Hugo Coelho, 41 anos, técnico de iluminação, não tem dúvidas de que este seria "um ano ótimo quer ao nível dos eventos quer dos concertos". Se tudo tivesse corrido normalmente, neste momento estaria em plena época alta. "Seria a época em que dormimos três horas por noite, acordamos todos os dias numa cidade diferente e não paramos. Esta é uma profissão muito exigente - além de serem necessárias as valências técnicas, isto é um trabalho que exige muito investimento a nível pessoal e familiar, trabalhamos muitas horas, à noite, aos fins de semana, temos de estar disponíveis para viajar de um lado para o outro." Em vez disso, está praticamente parado. Hugo Coelho teve dois espetáculos em junho, outros dois em julho e provavelmente terá cinco em agosto (normalmente faria 15 a 18 eventos) - "E sou um privilegiado, porque a maior parte dos meus colegas não tem nada."
"Nós vivemos desde março com a esperança de que seria só até maio e que depois em junho as coisas iam reabrir, ainda que com constrangimentos, mas o problema é que já percebemos que a nossa área não retomou a sua atividade. E já é agosto. Não estão a dar confiança às pessoas para voltar a fazer eventos. Nós não queremos subsídios, queremos condições para trabalhar", diz este técnico, que tem uma empresa com mais dois sócios.
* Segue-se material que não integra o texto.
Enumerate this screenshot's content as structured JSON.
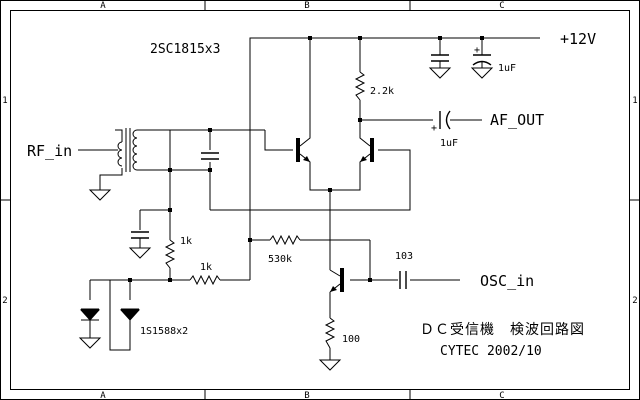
{
  "frame": {
    "col_labels": [
      "A",
      "B",
      "C"
    ],
    "row_labels": [
      "1",
      "2"
    ]
  },
  "labels": {
    "transistors": "2SC1815x3",
    "supply": "+12V",
    "r_collector": "2.2k",
    "c_supply": "1uF",
    "af_out": "AF_OUT",
    "c_out": "1uF",
    "rf_in": "RF_in",
    "r_1k_vertical": "1k",
    "r_1k_horizontal": "1k",
    "r_530k": "530k",
    "c_103": "103",
    "osc_in": "OSC_in",
    "r_100": "100",
    "diodes": "1S1588x2"
  },
  "title_block": {
    "title": "ＤＣ受信機　検波回路図",
    "subtitle": "CYTEC 2002/10"
  }
}
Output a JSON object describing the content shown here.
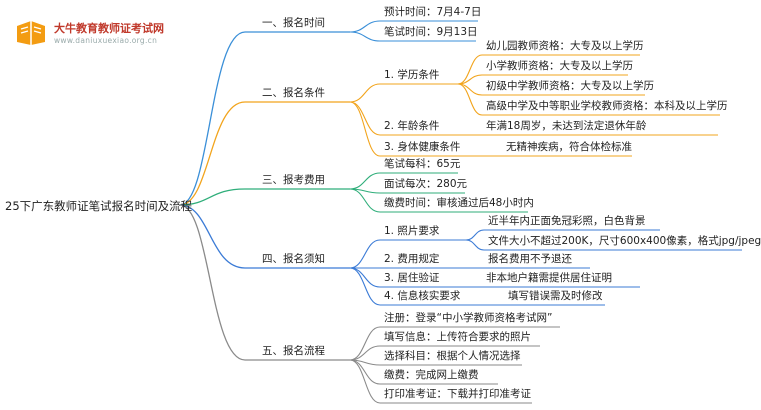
{
  "logo": {
    "name_cn": "大牛教育教师证考试网",
    "url": "www.daniuxuexiao.org.cn"
  },
  "root": "25下广东教师证笔试报名时间及流程",
  "colors": {
    "b1": "#3a8fd8",
    "b2": "#f2a41c",
    "b3": "#2fae7a",
    "b4": "#3b7bd6",
    "b5": "#8a8a8a"
  },
  "branches": [
    {
      "label": "一、报名时间",
      "children": [
        {
          "label": "预计时间：7月4-7日"
        },
        {
          "label": "笔试时间：9月13日"
        }
      ]
    },
    {
      "label": "二、报名条件",
      "children": [
        {
          "label": "1. 学历条件",
          "children": [
            "幼儿园教师资格：大专及以上学历",
            "小学教师资格：大专及以上学历",
            "初级中学教师资格：大专及以上学历",
            "高级中学及中等职业学校教师资格：本科及以上学历"
          ]
        },
        {
          "label": "2. 年龄条件",
          "children": [
            "年满18周岁，未达到法定退休年龄"
          ]
        },
        {
          "label": "3. 身体健康条件",
          "children": [
            "无精神疾病，符合体检标准"
          ]
        }
      ]
    },
    {
      "label": "三、报考费用",
      "children": [
        {
          "label": "笔试每科：65元"
        },
        {
          "label": "面试每次：280元"
        },
        {
          "label": "缴费时间：审核通过后48小时内"
        }
      ]
    },
    {
      "label": "四、报名须知",
      "children": [
        {
          "label": "1. 照片要求",
          "children": [
            "近半年内正面免冠彩照，白色背景",
            "文件大小不超过200K，尺寸600x400像素，格式jpg/jpeg"
          ]
        },
        {
          "label": "2. 费用规定",
          "children": [
            "报名费用不予退还"
          ]
        },
        {
          "label": "3. 居住验证",
          "children": [
            "非本地户籍需提供居住证明"
          ]
        },
        {
          "label": "4. 信息核实要求",
          "children": [
            "填写错误需及时修改"
          ]
        }
      ]
    },
    {
      "label": "五、报名流程",
      "children": [
        {
          "label": "注册：登录“中小学教师资格考试网”"
        },
        {
          "label": "填写信息：上传符合要求的照片"
        },
        {
          "label": "选择科目：根据个人情况选择"
        },
        {
          "label": "缴费：完成网上缴费"
        },
        {
          "label": "打印准考证：下载并打印准考证"
        }
      ]
    }
  ]
}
As queixas são transversais. "Não temos qualquer ideia de quando é que nos deixam recomeçar, não sabemos o que nos vai acontecer", diz Eduardo Cunha. "Este [a manifestação] vai ser o meu primeiro evento e não é remunerado, depois só tenho o Bairro em Festa, no Intendente, que começa a 17 de agosto. Tenho 30 anos de experiência e, apesar de tudo, consigo aguentar-me ainda durante algum tempo, mas há pessoas que estão a passar dificuldades, sobretudo as mais novas que ainda não têm trabalhos fixos, são freelancers que estão dependentes do trabalho do mês para levar comida para casa", alerta. Esses estão certamente já com grandes dificuldades. "Temo-nos ajudado uns aos outros, procuramos saber sempre como está a malta." Mas a partir de um certo momento isso já não chega, são necessárias outras medidas, dizem.
"Nós somos invisíveis, mas estamos sempre por trás dos artistas. Somos nós que trabalhamos para que os artistas possam brilhar", diz Pedro Magalhães. Agora é o momento de se tornarem visíveis.